Tous les groupes audiovisuels, à l’exception de TF1, voient leur volume horaire de fiction baisser. Il importe surtout de faire remarquer ici que le volume horaire de fiction en France (650,5 heures produites en 2015 contre 728,5 en 2014) a toujours été très en deçà de la Grande-Bretagne et de l’Allemagne (environ 2000 heures en 2014).
Le Ficam est confiant que la situation s’améliorera en 2016, en raison d’un renforcement du crédit d’impôt sur les séries. En effet, suivant la demande des producteurs, l’Assemblée nationale a voté en novembre 2015 d’étendre l’augmentation du crédit d’impôt prévu pour le cinéma (de 20% à 30%) aux fictions télévisées. Le taux du crédit d’impôt (somme soustraite du montant d’impôt) pour les séries et les téléfilms a été porté à 25%, contre moins de 10% auparavant ; le plafonnement des crédits pour une même œuvre est passé de 4 à 30 millions d’euros.
L’exemple cité dans les arguments en faveur de cet amendement dans la loi des finances a été la série de prestige Versailles (Canal+, 2015-16), dont la deuxième saison est actuellement en tournage avec un budget d’environ 30 millions d’euros pour 10 épisodes de 52 minutes. Série qui profite du patrimoine de châteaux français, mais tournée… en anglais, avec une majorité de comédiens britanniques doublés pour la diffusion dans les pays francophones ; elle sera prochainement diffusée sur la BBC2. Série donc « de qualité internationale », et à ce titre relevant du kitsch, selon le critique Olivier Aims, écrivant dans l’Obs du 10 décembre 2015.
Gaspard de Chavagnac, patron de Zodiak France, l’un des trois coproducteurs, jette le gant à l’État à sa manière : « Compte tenu des différences de fiscalité, le risque, c’est que les producteurs regardent systématiquement à l’étranger. Nous-mêmes, on y a réfléchi ». C’est la menace hypothétique de tourner la prochaine saison de Versailles en Belgique qui a produit son effet : d’après les calculs de de Chavagnac, la série aurait récolté de 6 à 7 millions d’aide en Belgique, contre 2,5 millions en France. Entre 2010 et 2015, le nombre de semaines de tournage français à l’étranger a augmenté de 31%, selon l’Union syndicale de la production audiovisuelle (Uspa), même si le taux de délocalisation pour la seule télévision est dernièrement en baisse comparative (-34% en 2015, contre -12% pour la France, chiffres de la Ficam).

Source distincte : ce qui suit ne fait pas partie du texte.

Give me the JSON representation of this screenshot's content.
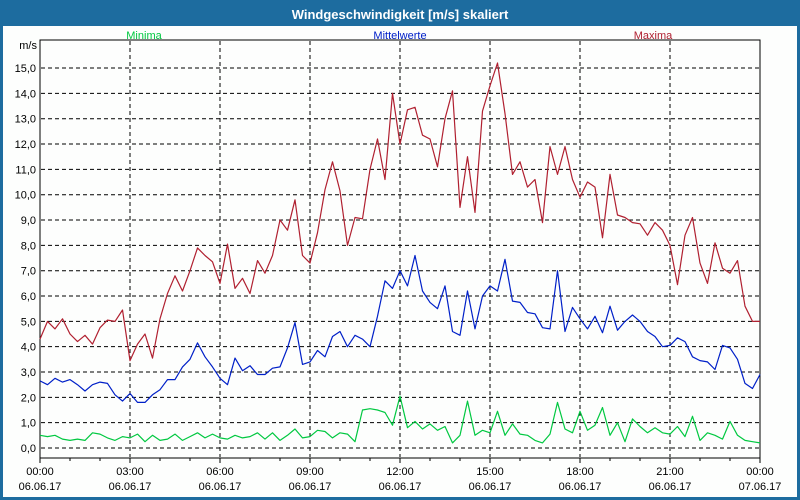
{
  "title_bar": {
    "title": "Windgeschwindigkeit [m/s] skaliert",
    "bg_color": "#1d6c9f",
    "text_color": "#ffffff"
  },
  "unit_label": "m/s",
  "legend": {
    "items": [
      {
        "label": "Minima",
        "color": "#00c840"
      },
      {
        "label": "Mittelwerte",
        "color": "#0020c8"
      },
      {
        "label": "Maxima",
        "color": "#b02030"
      }
    ]
  },
  "chart_data": {
    "type": "line",
    "title": "Windgeschwindigkeit [m/s] skaliert",
    "ylabel": "m/s",
    "ylim": [
      0,
      15
    ],
    "grid": "dashed",
    "legend_position": "top",
    "y_tick_labels": [
      "15,0",
      "14,0",
      "13,0",
      "12,0",
      "11,0",
      "10,0",
      "9,0",
      "8,0",
      "7,0",
      "6,0",
      "5,0",
      "4,0",
      "3,0",
      "2,0",
      "1,0",
      "0,0"
    ],
    "x_ticks": [
      {
        "time": "00:00",
        "date": "06.06.17"
      },
      {
        "time": "03:00",
        "date": "06.06.17"
      },
      {
        "time": "06:00",
        "date": "06.06.17"
      },
      {
        "time": "09:00",
        "date": "06.06.17"
      },
      {
        "time": "12:00",
        "date": "06.06.17"
      },
      {
        "time": "15:00",
        "date": "06.06.17"
      },
      {
        "time": "18:00",
        "date": "06.06.17"
      },
      {
        "time": "21:00",
        "date": "06.06.17"
      },
      {
        "time": "00:00",
        "date": "07.06.17"
      }
    ],
    "x_hours_range": [
      0,
      24
    ],
    "sample_interval_hours": 0.25,
    "series": [
      {
        "name": "Minima",
        "color": "#00c840",
        "values": [
          0.5,
          0.45,
          0.5,
          0.35,
          0.3,
          0.35,
          0.3,
          0.6,
          0.55,
          0.4,
          0.3,
          0.45,
          0.4,
          0.55,
          0.25,
          0.5,
          0.3,
          0.35,
          0.55,
          0.3,
          0.45,
          0.6,
          0.4,
          0.55,
          0.4,
          0.35,
          0.5,
          0.4,
          0.45,
          0.6,
          0.35,
          0.6,
          0.3,
          0.5,
          0.75,
          0.4,
          0.45,
          0.7,
          0.65,
          0.4,
          0.6,
          0.55,
          0.25,
          1.5,
          1.55,
          1.5,
          1.4,
          0.9,
          2.05,
          0.8,
          1.05,
          0.75,
          0.95,
          0.7,
          0.85,
          0.2,
          0.5,
          1.85,
          0.5,
          0.7,
          0.6,
          1.45,
          0.5,
          0.95,
          0.55,
          0.5,
          0.3,
          0.2,
          0.55,
          1.8,
          0.75,
          0.6,
          1.45,
          0.7,
          0.9,
          1.6,
          0.5,
          1.0,
          0.25,
          1.15,
          0.85,
          0.6,
          0.8,
          0.6,
          0.55,
          0.85,
          0.45,
          1.25,
          0.3,
          0.6,
          0.5,
          0.35,
          1.05,
          0.5,
          0.3,
          0.25,
          0.2
        ]
      },
      {
        "name": "Mittelwerte",
        "color": "#0020c8",
        "values": [
          2.65,
          2.5,
          2.75,
          2.6,
          2.7,
          2.5,
          2.25,
          2.5,
          2.6,
          2.55,
          2.1,
          1.85,
          2.15,
          1.8,
          1.8,
          2.1,
          2.3,
          2.7,
          2.7,
          3.2,
          3.5,
          4.15,
          3.6,
          3.2,
          2.75,
          2.5,
          3.55,
          3.05,
          3.25,
          2.9,
          2.9,
          3.15,
          3.2,
          3.95,
          4.95,
          3.3,
          3.4,
          3.85,
          3.6,
          4.4,
          4.6,
          4.0,
          4.45,
          4.3,
          4.0,
          5.2,
          6.6,
          6.3,
          7.0,
          6.4,
          7.6,
          6.2,
          5.75,
          5.5,
          6.4,
          4.6,
          4.45,
          6.2,
          4.7,
          6.0,
          6.4,
          6.2,
          7.45,
          5.8,
          5.75,
          5.35,
          5.3,
          4.75,
          4.7,
          7.0,
          4.6,
          5.55,
          5.1,
          4.7,
          5.2,
          4.55,
          5.6,
          4.65,
          5.0,
          5.25,
          5.0,
          4.6,
          4.4,
          4.0,
          4.05,
          4.35,
          4.2,
          3.6,
          3.45,
          3.4,
          3.1,
          4.05,
          3.95,
          3.5,
          2.55,
          2.35,
          2.9
        ]
      },
      {
        "name": "Maxima",
        "color": "#b02030",
        "values": [
          4.3,
          5.0,
          4.7,
          5.1,
          4.5,
          4.2,
          4.45,
          4.1,
          4.75,
          5.05,
          5.0,
          5.45,
          3.45,
          4.1,
          4.5,
          3.55,
          5.1,
          6.1,
          6.8,
          6.2,
          7.0,
          7.9,
          7.6,
          7.35,
          6.5,
          8.05,
          6.3,
          6.7,
          6.1,
          7.4,
          6.9,
          7.6,
          9.0,
          8.6,
          9.8,
          7.6,
          7.3,
          8.5,
          10.2,
          11.3,
          10.15,
          8.0,
          9.1,
          9.05,
          11.0,
          12.2,
          10.6,
          14.0,
          12.0,
          13.35,
          13.45,
          12.35,
          12.2,
          11.1,
          13.0,
          14.1,
          9.5,
          11.5,
          9.3,
          13.3,
          14.3,
          15.2,
          13.2,
          10.8,
          11.3,
          10.3,
          10.6,
          8.9,
          11.9,
          10.8,
          11.9,
          10.6,
          9.9,
          10.5,
          10.3,
          8.3,
          10.8,
          9.2,
          9.1,
          8.9,
          8.85,
          8.4,
          8.9,
          8.6,
          8.0,
          6.45,
          8.4,
          9.1,
          7.3,
          6.5,
          8.1,
          7.1,
          6.9,
          7.4,
          5.6,
          5.0,
          5.0
        ]
      }
    ]
  }
}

Sources : Les Échos (Marina Alcarez), 1er mars 2016 ; « Vers une refonte du crédit d’impôt pour les séries » (Marina Alcaraz), Les Échos, 6 nov. 2015 ; « L’Assemblée renforce le crédit d’impôt pour les séries et téléfilms, en plus du cinéma« , jeanmarcmorandini.com, posté le 13 nov. 2015.

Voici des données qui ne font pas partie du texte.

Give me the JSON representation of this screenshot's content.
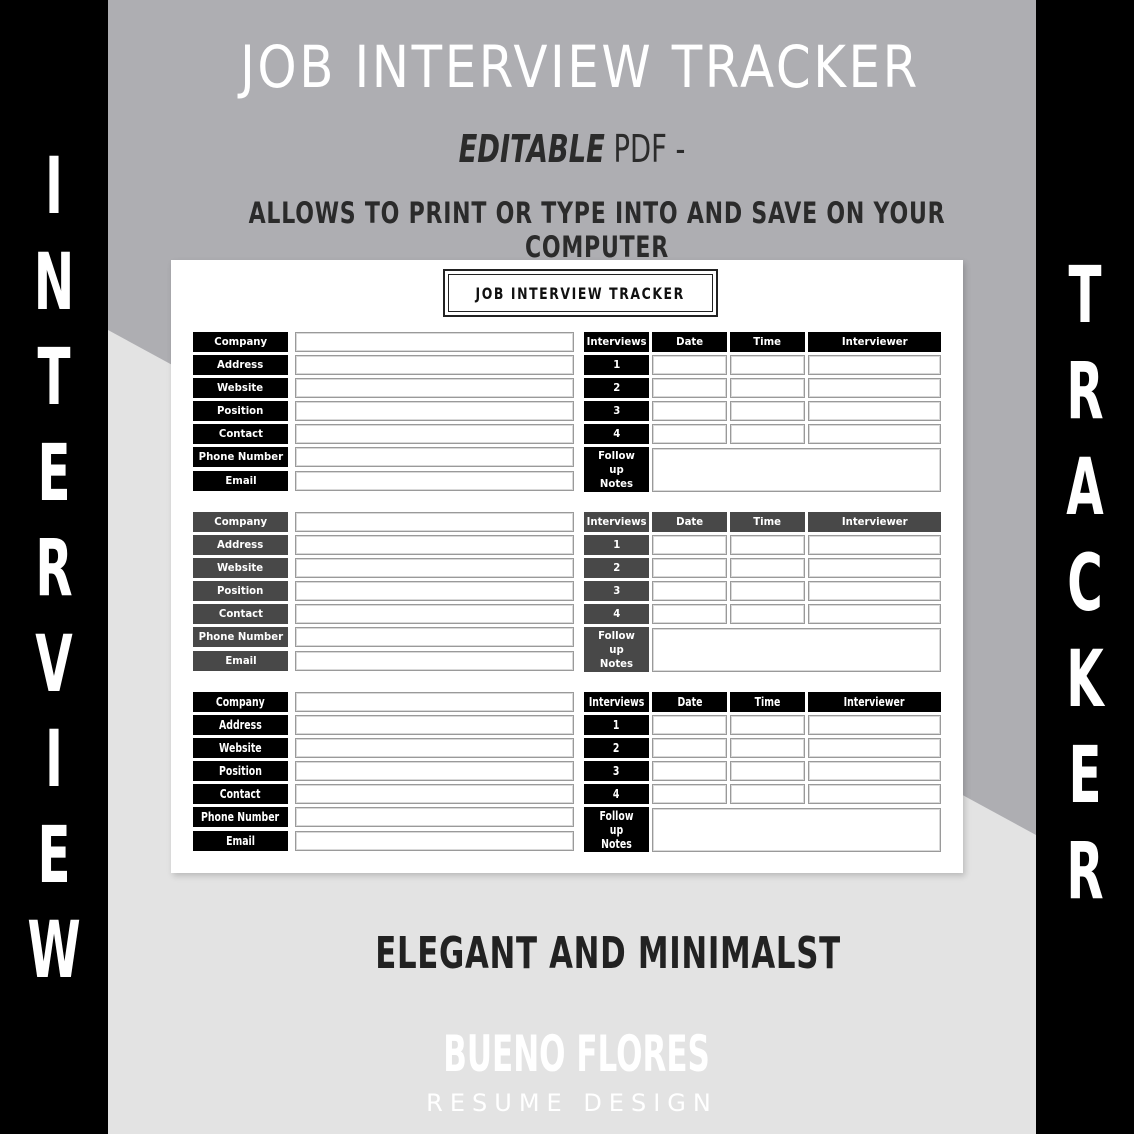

Voir aussi sur la fiction télévisée française Actualités #40 ; Actualités #35 ; Actualités #34 ; Actualités #16
…mais pic de production du cinéma français en 2015
Selon les chiffres rendus publics le 5 avril par le Centre national du Cinéma et de l’image animée (CNC), 234 « films d’initiative française » (FIF) ont été réalisés en 2015, soit 31 de plus qu’en 2014. Si l’on ajoute les films où les participations françaises sont minoritaires (66), ce sont même 300 longs-métrages qui ont été réalisés en 2015 (contre 258 en 2014). C’est un record depuis 1952, première année où le CNC a établi des données sur le cinéma français.
Les investissements dans la production cinématographique française ont progressé de 23% en 2015, pour atteindre 1,2 milliard d’euros, dus à l’envolée des investissements étrangers dans les FIF (près de 118%), accompagnée d’une forte augmentation des apports des chaînes de télévision (+31%), la plus élevée depuis dix ans. Le nombre de coproductions internationales s’est élevé à 142 films, 36 de plus qu’en 2014. Soixante-six de ces coproductions sont majoritairement françaises.

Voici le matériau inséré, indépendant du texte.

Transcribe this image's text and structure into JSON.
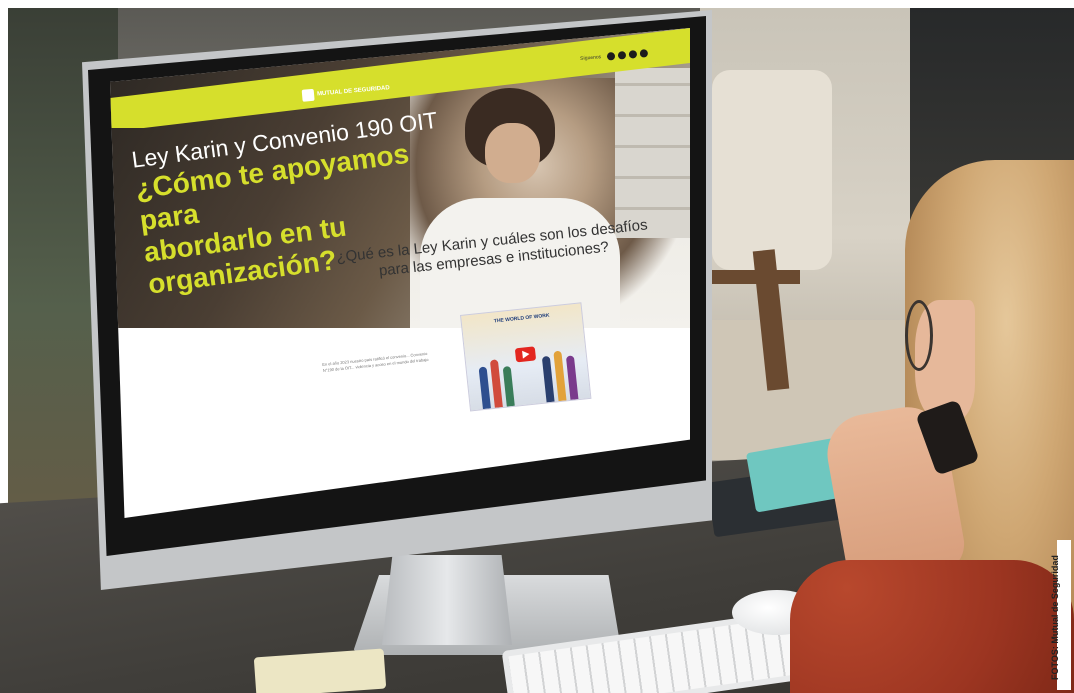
{
  "website": {
    "logo_text": "MUTUAL DE SEGURIDAD",
    "social_label": "Síguenos",
    "social_icons": [
      "facebook-icon",
      "instagram-icon",
      "linkedin-icon",
      "youtube-icon"
    ],
    "hero": {
      "line1": "Ley Karin  y Convenio 190 OIT",
      "line2": "¿Cómo te apoyamos para",
      "line3": "abordarlo en tu organización?"
    },
    "section": {
      "title": "¿Qué es la Ley Karin y cuáles son los desafíos para las empresas e instituciones?",
      "body": "En el año 2023 nuestro país ratificó el convenio... Convenio N°190 de la OIT... violencia y acoso en el mundo del trabajo",
      "video_title": "THE WORLD OF WORK"
    }
  },
  "photo_credit": "FOTOS: Mutual de Seguridad",
  "colors": {
    "accent": "#d6df2c",
    "hero_text": "#ffffff",
    "video_play": "#e3261f"
  }
}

Soixante-quinze premiers films ont été produits en 2015, les premiers et deuxièmes films représentant 48% des FIF, un bon indice d’un renouvellement des talents. Les devis des FIF se répartissent ainsi : 51 films à plus de 7 millions d’euros (36 en 2014) ; 33 entre 4 et 7 millions d’euros (25 en 2014) ; 86 entre 1 et 4 millions d’euros (83 en 2014) ; 64 à moins d’un million d’euros (59 en 2014).
Le nombre de jours de tournage pour les FIF (6850) a augmenté de 10% par rapport à 2014, mais celui des jours de tournage à l’étranger a, lui, progressé de 50%. C’est là, le nœud du problème, et l’enjeu de l’élargissement du crédit d’impôt pour les films agréés par le CNC depuis le 1er janvier 2016. Il faut voir cette dernière mesure comme une incitation aux producteurs à revenir tourner en France. Selon la présidente du CNC, Frédérique Bredin, ancienne ministre socialiste de la Jeunesse et des Sports (1991-3), ses effets se font déjà sentir, ayant pour conséquence directe l’accueil de 19 productions étrangères agréées par le CNC au premier trimestre 2016, autant que l’ensemble de 2015. Selon Olivier-René Veillon, directeur général de la commission du film d’Ile-de-France (Le Monde, 20 avril), la production cinématographique en France devrait connaître en 2016 « une croissance à deux chiffres pour l’emploi et pour l’activité ». Cela dit, l’agence Film London dispose d’un budget quatre fois supérieur à celui de la commission francilienne, et a rapporté, grâce à dix blockbusters tournés aux studios de Pinewood, 2,5 milliards de livres (2,5 milliards d’euros) en 2015.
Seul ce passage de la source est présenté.